Selain menjadi perempuan pertama yang terpilih jadi wakil presiden (wapres), Kamala juga tercatat jadi wapres pertama berdarah Afro (Jamaika) dari pihak ayahnya, Donald Jasper Harris; dan India dari pihak ibunya, Shyamala Gopalan.
“Ibunya menjadi sumber inspirasi yang besar bagi Kamala. Kakak saya selalu percaya kepadanya, bahwa dia harus mengejar cita-cita besar. Jika kami menjadi perempuan tangguh dalam keluarga, tak lain berkat ayah saya PV Gopalan. Di 1950-an ketika kakak saya, Shyamala, mendapat beasiswa studi di Amerika, ayah mendukungnya. Keluarga lain mungkin ragu mengirim anak gadis 18 tahun pergi sendirian ke luar negeri,” lanjutnya.
Baca juga: Joe Biden dan Pemimpin Gagap
Dalam memoar yang ditulisnya pada 2019, The Truths We Hold: And American Journey, Kamala juga mengagungkan sosok kakeknya itu. Disebutkan Kamala, P.V. Gopalan termasuk salah satu tokoh pejuang kemerdekaan India.

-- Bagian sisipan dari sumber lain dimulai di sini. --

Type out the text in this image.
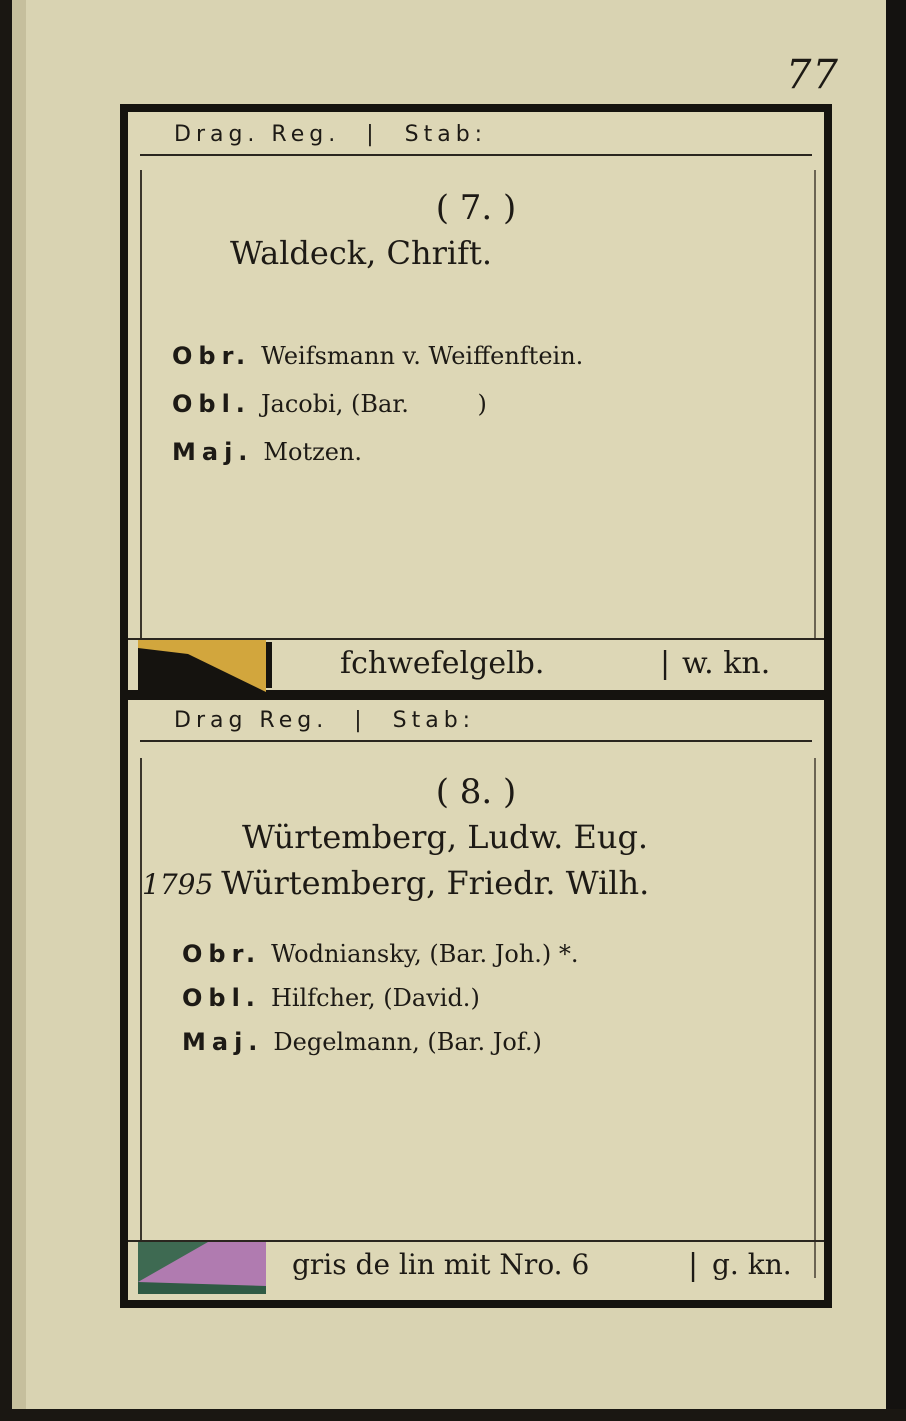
77
Drag. Reg. | Stab:
( 7. )
Waldeck, Chrift.
Obr. Weifsmann v. Weiffenftein.
Obl. Jacobi, (Bar.         )
Maj. Motzen.
fchwefelgelb.	| w. kn.
Drag Reg. | Stab:
( 8. )
Würtemberg, Ludw. Eug.
1795 Würtemberg, Friedr. Wilh.
Obr. Wodniansky, (Bar. Joh.) *.
Obl. Hilfcher, (David.)
Maj. Degelmann, (Bar. Jof.)
gris de lin mit Nro. 6	| g. kn.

“Kakek saya P.V. Gopalan telah menjadi bagian dari pergerakan untuk memenangkan kemerdekaan India. Pada akhirnya dia menjadi diplomat senior di pemerintahan, di mana dia dan nenek saya lama tinggal di Zambia yang juga baru merdeka untuk membantu para pengungsi,” tulis Kamala.
Kendati begitu, banyak yang meragukan klaim Kamala. Tak terkecuali internal keluarganya sendiri. Siapa sebenarnya P.V. Gopalan?
Di Bawah Panji Kolonial
Tak banyak catatan yang menguraikan kisah hidup Gopalan sejak lahir di Thulasendrapuram tahun 1911. Bahkan Central Bureau of Investigation (CBI) atau semacam FBI di Amerika sejak lama kesulitan melacak jejak-jejak masa kecilnya. Hanya sedikit informasi yang tersedia, mengenai pendidikan layak Gopalan yang dimungkinkan karena ia berasal dari keluarga kasta tertinggi.
“Tak banyak yang bisa diketahui tentang pendidikannya. Seperti kebanyakan orang Brahmana tradisional di masa itu, sepertinya dia pindah ke ibukota Delhi untuk mencari pekerjaan di pemerintahan,” tulis Raghava Krishnaswami Raghavan, Direktur CBI periode 1999-2001, di kolomnya yang dimuat CNN News18, 17 Agustus 2020.
“Karena di masa itu hampir tidak ada sektor swasta yang mau menerima orang-orang muda dari desa untuk dipekerjakan. Sebaliknya di pemerintahan pusat di Delhi, justru selalu menyambut hangat para lulusan muda, terutama dari kawasan selatan karena orang-orang Madras (Tamil, red.) dikenal sebagai orang-orang yang lembut, patuh, dan loyal, ditambah pengetahuan yang solid akan bahasa Inggris,” lanjutnya.
Baca juga: Darah Aktivis Kamala Harris
Gopalan kemudian diterima menjadi birokrat di Imperial Secretariat Service (Badan Kesekretariatan) di pemerintahan kolonial British India. Lantas pada 1930-an, Gopalan dikirim bertugas ke Semenajung Malaya (kini Malaysia) untuk menjadi kepala sekolah di sebuah sekolah berbahasa Inggris di Malaka, Lorong Panjang English School.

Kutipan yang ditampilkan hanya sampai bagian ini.